In these works, Bekhterev was engaged in the study and study of the course of individual bundles in the central nervous system, the composition of the white matter of the spinal cord and the course of fibers in the gray matter, and at the same time, on the basis of the experiments performed, elucidation of the physiological significance of individual parts of the central nervous system (optic tubercles, vestibular branches of the auditory nerve, inferior and superior olives, quadrigemina, etc.).

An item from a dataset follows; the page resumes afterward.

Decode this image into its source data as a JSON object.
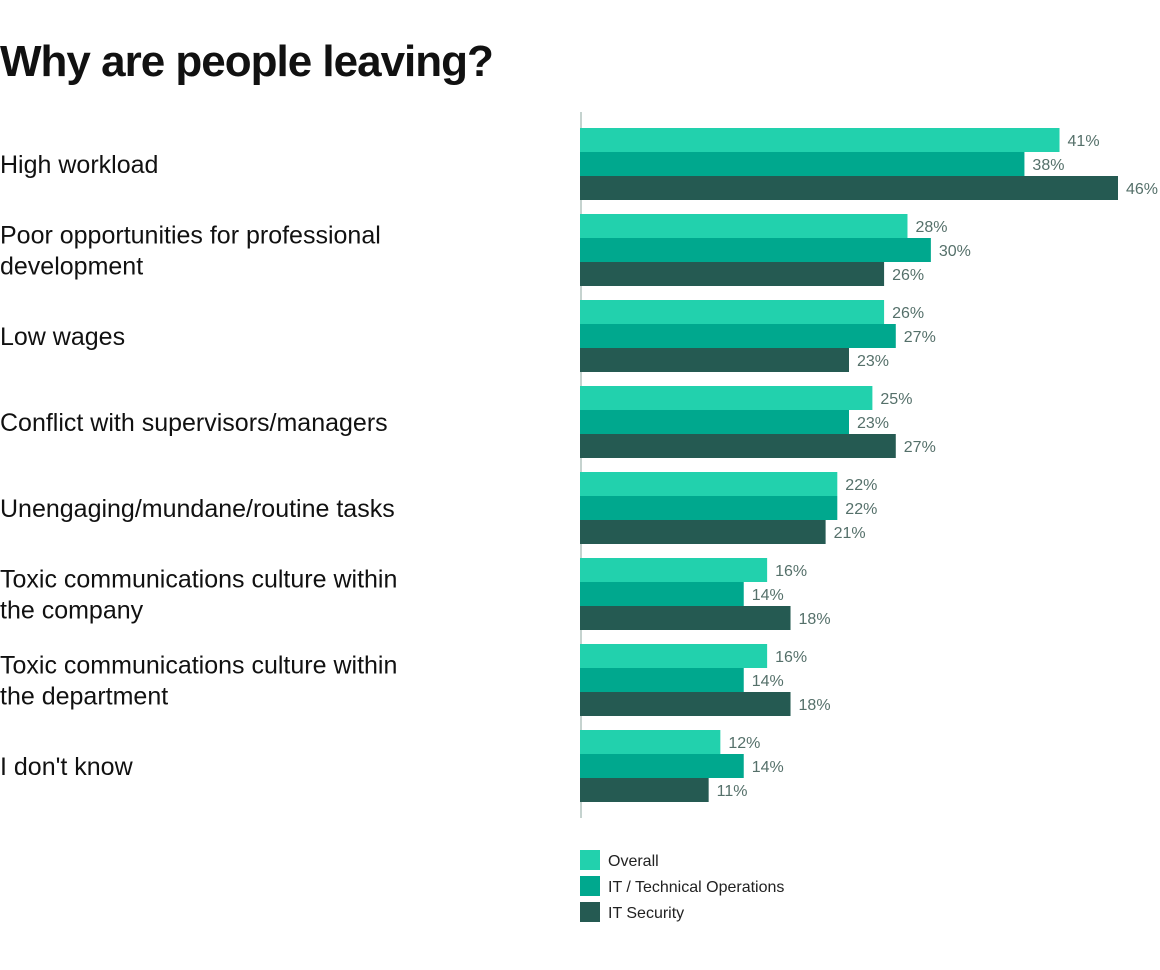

Bekhterev also managed to obtain some new data on the localization of various centers in the cerebral cortex (for example, on the localization of skin — tactile and pain — sensations and muscle consciousness on the surface of the cerebral hemispheres, Vrach, 1883) and also on the physiology of the motor centers of the cerebral cortex («Doctor», 1886). Many works of Bekhterev are devoted to the description of little-studied pathological processes of the nervous system and individual cases of nervous diseases.
Works: Fundamentals of the doctrine of the functions of the brain, St. Petersburg, 1903-07; Objective psychology, St. Petersburg, 1907-10; Psyche and life, 2nd ed., St. Petersburg, 1904; General diagnostics of diseases of the nervous system, parts 1-2, St. Petersburg, 1911-15; Collective reflexology, P., 1921: General foundations of human reflexology, M.-P., 1923; Conducting pathways of the spinal cord and brain, M.-L., 1926; Brain and activity, M.-L., 1928: Selected. Prod., M., 1954.
references
- Site dedicated to V. M. Bekhterev
- The role of suggestion in public life — speech by V. M. Bekhterev on December 18, 1897
- Biographical materials about V. M. Bekhterev from the Khronos project
- Biographical entry in the dictionary «History of psychology in faces»
Regarding the unexpected death of V.M. Bekhterev, there are three versions. Among the closest students of V.M. Bekhterev, there was never, of course, not published, his own version of the teacher’s death: death at the moment of intimacy with one of the young employees, the so-called “sweet death” in the terminology of French authors. According to another version, the death of Bekhterev is connected with the fact that it was he who diagnosed the death of V.I. Lenin: «syphilis of the brain.» The most plausible, however, should be considered the version according to which Bekhterev was poisoned on the orders of I.V. Stalin after Bekhterev, after Stalin’s consultation about his dry hand, spoke of him as «an ordinary paranoid.»